The most distinguishing characteristic of truly free societies, that is to say, those whose governments understand that their right to power devolves from the people and not from any innate right or aggregation of military or police power, is the acceptance and indeed celebration of diversity of thought. This freedom of conscience and the right to freely express the products of that conscience can be moderated, but only under rigorous scrutiny: One may not cry “fire” in a crowded theater just for the sport that’s in it and expect to be sheltered by the state from the consequences of that expression.
It is merely a step from that to criminalizing speech that “incites to riot,” wherein a person organizes, encourages or participates in an act that presents a clear and present danger of injury to other persons or property.
From that to criminalizing speech that may cause offense among those who collectively choose to be offended is just another step, although – in any free society – it is a step entirely too far. When we allow groups to coalesce around their grievances or threaten violence to those that dare to say things they disagree with, we have conceded the power that was freely given to the government by the people as a whole to self-organizing groups of people, thereby empowering passionate minorities to positions of authority over the rest of us.
Indeed, since rights in any truly free society are individual rather than collective, we would encourage groups with every interest in stoking their grievances to do so, empowering them to use the levers of state power to bully and threaten individuals for daring to be heterodox. By doing so we punish that which ought to be protected, and protect that which ought to be punished. It would be a tyranny of the mob and a hole with no bottom.
Which is just where we in the West are headed, according to George Washington University law professor Jonathan Turley:
History has shown that once governments begin to police speech, they find ever more of it to combat. Countries such as Canada, England and France have prosecuted speakers and journalists for criticizing homosexuals and other groups. It’s the ultimate irony: free speech curtailed for the sake of a pluralistic society…
Not only does this trend threaten free speech, freedom of association and a free press, it even undermines free exercise of religion. Challenging the beliefs of other faiths can be part of that exercise. Countries such as Saudi Arabia don’t prosecute blasphemers to protect the exercise of all religions but to protect one religion.
Religious orthodoxy has always lived in tension with free speech. Yet Western ideals are based on the premise that free speech contains its own protection: Good speech ultimately prevails over bad. There’s no blasphemy among free nations, only orthodoxy and those who seek to challenge it.
Many of those who established this country came here to escape the religious oppression inherent in state-imposed orthodoxy of thought and conscience. Our founders enabled, tolerated and indeed encouraged the free and open expression of ideas in a marketplace that sorted them out according to value. This is the fundamental underpinning our society, and it serves to legitimize the power of government of and by the people, not over them.
Ours is a glorious, vibrant, and occasionally raucous experiment in personal liberty by self-government, a notion that runs contrary to many ten thousand of years of miserable human experience. That experiment is not yet demonstrably and finally a success, but, for my own part, I will live no other way.
Update: The alternative.
DUBAI, United Arab Emirates (AP) – The first line of his first blog from Tehran in September 2006 asks: “What is freedom?”
Omidreza Mirsayafi answered his own question. “I don’t know,” he wrote, “but I know someday I will see its shadow falling on my land.”
Two and half years later, from behind the gray walls of Tehran’s Evin Prison, he phoned his mother. They talked about his battle with depression behind bars. She asked if he was taking his heart medicine.
A few hours later, on a chilly mid-March evening, the 29-year-old Mirsayafi was dead. He was Iran’s first known casualty in the skirmishes between bloggers challenging the Islamic regime and authorities striking back with the tools they know best—imprisonment and intimidation.
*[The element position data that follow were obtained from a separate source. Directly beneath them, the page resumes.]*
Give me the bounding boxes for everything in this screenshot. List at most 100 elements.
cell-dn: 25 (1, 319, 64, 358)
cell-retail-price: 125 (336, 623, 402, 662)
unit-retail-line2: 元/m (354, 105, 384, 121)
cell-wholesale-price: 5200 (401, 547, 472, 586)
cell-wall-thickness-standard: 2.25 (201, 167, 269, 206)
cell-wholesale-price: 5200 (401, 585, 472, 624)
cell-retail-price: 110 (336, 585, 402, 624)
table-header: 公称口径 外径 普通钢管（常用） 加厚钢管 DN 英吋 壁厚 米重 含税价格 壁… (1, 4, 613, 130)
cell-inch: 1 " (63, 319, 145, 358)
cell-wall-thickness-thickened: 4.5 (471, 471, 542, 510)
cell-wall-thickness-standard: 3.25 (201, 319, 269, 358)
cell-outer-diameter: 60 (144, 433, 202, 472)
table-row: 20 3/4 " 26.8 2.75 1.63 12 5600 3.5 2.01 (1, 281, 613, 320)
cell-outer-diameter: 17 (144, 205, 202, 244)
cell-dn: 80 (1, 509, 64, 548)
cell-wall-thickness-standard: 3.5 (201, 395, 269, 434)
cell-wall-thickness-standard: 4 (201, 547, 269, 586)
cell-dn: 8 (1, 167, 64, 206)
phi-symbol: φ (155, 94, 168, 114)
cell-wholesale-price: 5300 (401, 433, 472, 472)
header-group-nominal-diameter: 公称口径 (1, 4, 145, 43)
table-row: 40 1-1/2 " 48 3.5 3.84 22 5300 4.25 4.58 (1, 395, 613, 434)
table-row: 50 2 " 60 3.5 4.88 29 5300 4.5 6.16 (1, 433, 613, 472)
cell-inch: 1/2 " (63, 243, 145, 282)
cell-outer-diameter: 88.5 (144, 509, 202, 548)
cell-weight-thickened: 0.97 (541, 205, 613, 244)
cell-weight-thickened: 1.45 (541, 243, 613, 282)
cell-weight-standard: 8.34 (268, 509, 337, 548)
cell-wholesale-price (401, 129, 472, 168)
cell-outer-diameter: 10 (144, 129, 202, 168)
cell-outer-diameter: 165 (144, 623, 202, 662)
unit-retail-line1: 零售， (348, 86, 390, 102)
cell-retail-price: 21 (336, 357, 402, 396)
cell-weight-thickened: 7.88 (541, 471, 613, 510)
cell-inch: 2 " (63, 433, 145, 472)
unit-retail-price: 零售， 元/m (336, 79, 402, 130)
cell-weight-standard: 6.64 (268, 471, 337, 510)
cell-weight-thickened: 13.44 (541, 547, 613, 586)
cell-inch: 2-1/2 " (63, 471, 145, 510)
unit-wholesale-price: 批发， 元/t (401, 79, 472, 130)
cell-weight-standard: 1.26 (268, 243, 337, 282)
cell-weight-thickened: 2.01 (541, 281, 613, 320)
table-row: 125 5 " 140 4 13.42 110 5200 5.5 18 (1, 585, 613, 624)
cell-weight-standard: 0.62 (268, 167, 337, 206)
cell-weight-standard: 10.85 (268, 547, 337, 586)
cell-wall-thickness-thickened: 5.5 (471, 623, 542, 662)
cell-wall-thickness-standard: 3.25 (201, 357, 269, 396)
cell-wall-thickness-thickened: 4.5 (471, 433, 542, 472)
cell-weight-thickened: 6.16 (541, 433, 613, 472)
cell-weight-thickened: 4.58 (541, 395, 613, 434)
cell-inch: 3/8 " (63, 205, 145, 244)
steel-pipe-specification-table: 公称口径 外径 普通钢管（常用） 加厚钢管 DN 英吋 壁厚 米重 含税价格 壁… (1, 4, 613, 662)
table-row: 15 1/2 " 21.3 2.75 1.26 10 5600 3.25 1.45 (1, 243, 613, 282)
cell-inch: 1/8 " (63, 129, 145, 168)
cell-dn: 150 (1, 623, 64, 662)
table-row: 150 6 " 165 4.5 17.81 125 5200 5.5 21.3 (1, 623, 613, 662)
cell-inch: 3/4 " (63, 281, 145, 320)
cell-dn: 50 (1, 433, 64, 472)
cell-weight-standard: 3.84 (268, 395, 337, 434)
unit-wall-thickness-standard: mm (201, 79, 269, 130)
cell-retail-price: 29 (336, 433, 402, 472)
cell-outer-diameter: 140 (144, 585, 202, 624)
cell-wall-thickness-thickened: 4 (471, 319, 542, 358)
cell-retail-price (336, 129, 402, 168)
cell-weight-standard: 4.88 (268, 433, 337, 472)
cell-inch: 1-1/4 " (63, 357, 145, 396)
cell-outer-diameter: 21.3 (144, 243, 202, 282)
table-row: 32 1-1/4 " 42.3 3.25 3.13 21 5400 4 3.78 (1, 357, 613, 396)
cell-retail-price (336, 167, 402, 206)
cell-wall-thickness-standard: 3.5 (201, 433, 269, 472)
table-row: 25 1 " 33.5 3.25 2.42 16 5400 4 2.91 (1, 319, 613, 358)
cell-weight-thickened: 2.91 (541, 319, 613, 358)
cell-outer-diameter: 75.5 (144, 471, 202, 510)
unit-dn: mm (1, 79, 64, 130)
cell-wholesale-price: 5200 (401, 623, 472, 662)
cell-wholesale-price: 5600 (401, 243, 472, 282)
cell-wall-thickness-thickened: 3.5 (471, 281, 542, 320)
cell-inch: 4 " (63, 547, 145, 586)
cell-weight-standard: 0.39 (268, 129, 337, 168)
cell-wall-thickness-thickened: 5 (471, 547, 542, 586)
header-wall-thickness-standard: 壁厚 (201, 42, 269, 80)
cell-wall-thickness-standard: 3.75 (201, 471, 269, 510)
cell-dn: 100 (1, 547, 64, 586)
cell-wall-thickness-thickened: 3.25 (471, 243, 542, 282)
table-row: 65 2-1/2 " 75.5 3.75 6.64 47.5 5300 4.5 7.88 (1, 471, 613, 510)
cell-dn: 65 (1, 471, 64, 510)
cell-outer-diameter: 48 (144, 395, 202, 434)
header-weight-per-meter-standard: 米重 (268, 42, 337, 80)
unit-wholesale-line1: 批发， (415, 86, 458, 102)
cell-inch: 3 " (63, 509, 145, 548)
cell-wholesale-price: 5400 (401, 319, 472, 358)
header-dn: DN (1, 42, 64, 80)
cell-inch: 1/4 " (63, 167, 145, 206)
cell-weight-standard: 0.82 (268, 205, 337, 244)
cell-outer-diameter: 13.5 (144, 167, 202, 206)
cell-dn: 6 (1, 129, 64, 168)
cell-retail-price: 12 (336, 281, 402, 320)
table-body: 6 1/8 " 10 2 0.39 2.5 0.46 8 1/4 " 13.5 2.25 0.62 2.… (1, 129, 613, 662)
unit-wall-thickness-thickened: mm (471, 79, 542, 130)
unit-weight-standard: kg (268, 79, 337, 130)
Capt Phillips went for swim call, 3 pirates went to collect their virgins…er…Virginians…
BZ, BAINBRIDGE crew and I suppose, some SEALs who were never there and you didn’t see them…
There have always been limits on “free” speech in reasonable societies. Most of us denizens here have been in one of them the US military. The example of yelling fire in a crowded theater, for the sheer sport of it, is certainly a good example in the larger society.
However, only a tyranny will try to curtail the flow of information, and they tend to specialize in anything that might cause a threat to the regime. PC speech codes fall under that heading as the poverty pimps, the racial hustlers, and the falsely labeled “gay rights” pushers (who are the true homophobes) are threatened in multiple ways by the truth. As we are seeing in the global warming hustle, even science is threatened by such things.
No society can survive such threats, as history attests.